News   Frodo Will Find Journey's End in Toronto Sept. 3, When Mammoth Rings Closes
Hobbit heads, elf fans and wizard mavens in North America must trek to Toronto by Sept. 3 if they want to see the award-winning stage spectacle, The Lord of the Rings.
A closing date is set for the Toronto production of The Lord of the Rings.
A closing date is set for the Toronto production of The Lord of the Rings. Photo by Manuel Harlan

Producers Kevin Wallace and Saul Zaentz, in association with David & Ed Mirvish and Michael Cohl, announced June 28 that the $27 million Canadian world premiere staging of the show inspired by J.R.R. Tolkien's fantasy novels will close Sept. 3 at Toronto's Princess of Wales Theatre.
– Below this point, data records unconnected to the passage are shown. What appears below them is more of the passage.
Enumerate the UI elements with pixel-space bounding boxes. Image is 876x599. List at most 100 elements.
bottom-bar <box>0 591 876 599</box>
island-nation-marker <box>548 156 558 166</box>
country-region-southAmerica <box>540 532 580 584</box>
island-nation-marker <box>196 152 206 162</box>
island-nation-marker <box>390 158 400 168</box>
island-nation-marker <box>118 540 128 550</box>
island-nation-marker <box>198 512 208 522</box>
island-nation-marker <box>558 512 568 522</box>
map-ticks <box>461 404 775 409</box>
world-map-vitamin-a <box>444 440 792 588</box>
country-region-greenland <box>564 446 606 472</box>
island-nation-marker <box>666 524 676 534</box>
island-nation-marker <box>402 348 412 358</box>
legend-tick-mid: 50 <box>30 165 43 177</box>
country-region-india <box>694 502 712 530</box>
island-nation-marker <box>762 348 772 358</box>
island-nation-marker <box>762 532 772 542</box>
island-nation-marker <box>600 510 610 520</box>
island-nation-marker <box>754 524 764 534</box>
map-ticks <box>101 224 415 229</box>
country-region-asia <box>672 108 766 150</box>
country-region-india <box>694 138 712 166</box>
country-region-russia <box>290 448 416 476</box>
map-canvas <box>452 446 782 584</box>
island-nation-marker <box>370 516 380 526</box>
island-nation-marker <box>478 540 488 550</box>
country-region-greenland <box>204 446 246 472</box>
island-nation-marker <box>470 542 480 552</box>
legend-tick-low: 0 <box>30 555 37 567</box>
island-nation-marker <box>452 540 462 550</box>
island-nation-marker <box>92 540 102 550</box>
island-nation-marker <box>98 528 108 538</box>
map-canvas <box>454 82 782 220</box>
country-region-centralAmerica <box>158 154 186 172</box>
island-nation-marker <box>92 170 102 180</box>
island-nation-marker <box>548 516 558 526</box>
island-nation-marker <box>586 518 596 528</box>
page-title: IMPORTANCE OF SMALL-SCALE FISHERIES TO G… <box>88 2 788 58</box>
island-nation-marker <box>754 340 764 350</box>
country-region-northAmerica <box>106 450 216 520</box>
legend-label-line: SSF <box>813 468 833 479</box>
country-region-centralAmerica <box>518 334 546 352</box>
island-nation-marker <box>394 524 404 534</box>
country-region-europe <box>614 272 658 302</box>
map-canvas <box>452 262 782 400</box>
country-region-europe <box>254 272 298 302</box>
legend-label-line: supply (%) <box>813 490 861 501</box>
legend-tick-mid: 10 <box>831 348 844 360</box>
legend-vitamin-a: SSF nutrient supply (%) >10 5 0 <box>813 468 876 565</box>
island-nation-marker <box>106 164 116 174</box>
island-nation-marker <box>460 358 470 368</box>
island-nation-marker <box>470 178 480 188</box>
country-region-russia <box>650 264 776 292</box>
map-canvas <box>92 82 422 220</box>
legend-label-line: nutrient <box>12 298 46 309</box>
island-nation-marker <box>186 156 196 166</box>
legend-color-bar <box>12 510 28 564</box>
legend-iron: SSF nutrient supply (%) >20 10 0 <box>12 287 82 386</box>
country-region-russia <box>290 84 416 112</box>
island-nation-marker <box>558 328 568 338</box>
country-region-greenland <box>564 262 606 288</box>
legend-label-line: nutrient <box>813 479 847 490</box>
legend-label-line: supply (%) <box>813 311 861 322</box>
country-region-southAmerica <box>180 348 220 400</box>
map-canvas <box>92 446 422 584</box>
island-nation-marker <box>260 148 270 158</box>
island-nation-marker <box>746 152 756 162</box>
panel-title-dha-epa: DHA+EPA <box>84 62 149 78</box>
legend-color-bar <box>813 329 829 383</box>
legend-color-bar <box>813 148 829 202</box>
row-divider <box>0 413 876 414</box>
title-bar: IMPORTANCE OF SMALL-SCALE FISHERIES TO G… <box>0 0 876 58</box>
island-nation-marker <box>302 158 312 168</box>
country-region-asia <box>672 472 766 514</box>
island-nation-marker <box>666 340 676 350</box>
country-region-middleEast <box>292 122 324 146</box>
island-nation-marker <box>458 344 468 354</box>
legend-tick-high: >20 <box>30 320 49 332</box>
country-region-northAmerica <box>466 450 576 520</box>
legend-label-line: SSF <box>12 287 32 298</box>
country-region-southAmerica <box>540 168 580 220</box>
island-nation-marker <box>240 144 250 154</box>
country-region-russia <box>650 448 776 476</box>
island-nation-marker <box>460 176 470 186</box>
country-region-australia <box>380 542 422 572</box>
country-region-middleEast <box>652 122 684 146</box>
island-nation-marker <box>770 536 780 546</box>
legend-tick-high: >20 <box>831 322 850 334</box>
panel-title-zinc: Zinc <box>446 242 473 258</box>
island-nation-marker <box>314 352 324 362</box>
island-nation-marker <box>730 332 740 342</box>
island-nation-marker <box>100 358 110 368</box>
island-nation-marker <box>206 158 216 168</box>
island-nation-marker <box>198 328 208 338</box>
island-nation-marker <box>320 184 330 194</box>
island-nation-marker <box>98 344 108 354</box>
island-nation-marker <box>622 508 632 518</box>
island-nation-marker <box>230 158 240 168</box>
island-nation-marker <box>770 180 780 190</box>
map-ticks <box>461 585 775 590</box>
The closing comes earlier than expected for what was billed as an open-ended run, but the work will resurface with the same production and creative team in May 2007 in London, England. Since the current cast is comprised of Canadians and Brits (and they spent months preparing for their highly-physical roles), some of the same actors and actresses are expected to be in the English run.

On June 26, the world premiere production won seven Dora Mavor Moore Awards, the top prizes in Toronto theatre.

The staging, directed by its co-writer Matthew Warchus, began performances on Feb. 4, 2006. By its closing performance it will have played 230 performances in 31 weeks.

According to the producers, "The production generated an unprecedented amount of coverage from international media, highlighting Toronto's creative communities. By Sept. 3, more than 420,000 people will have attended the show, some coming from as far away as Asia, South America and throughout Europe. It is estimated that by its closing date, The Lord of the Rings will have generated an economic impact of more than $640 million to Toronto and the province of Ontario." "We hugely appreciate the role the city of Toronto and the province of Ontario have played in bringing The Lord of the Rings to the stage," lead producer Kevin Wallace said in a statement. "We are very proud of our extraordinary company of actors, musicians, resident staff and technicians at The Princess of Wales Theatre. It is their dedication and talent that brings J.R.R. Tolkien's unique world to life in this epic theatrical event. Toronto will always be the originating city of The Lord of the Rings and we celebrate the fact that the production on stage at London's Theatre Royal Drury Lane from May 2007 would not have been possible without the tremendous work accomplished in Toronto."

David Mirvish added, "When we first heard of Kevin Wallace's mammoth undertaking of bringing the entire story of The Lord of the Rings to the stage in one production, we were intrigued. Finding out more about the production, listening to the score, speaking with the creative team and hearing their plans of building Middle-Earth on stage, we were convinced to join the fellowship in bringing this production to life. We are delighted we did. We believe we have helped to create a one-of-a-kind theatrical event, the likes of which will probably never be seen again. For over a year now, our offices, theatres and rehearsals halls have been abuzz with activity and excitement."

He added, "The Lord of the Rings is a production that I believe will become part of theatrical history. It has already reached legendary status in its run in Toronto, a reputation that will only grow with its second production in London and with subsequent productions around the world in later years. And we will be proud to say we were there in Toronto when it all began."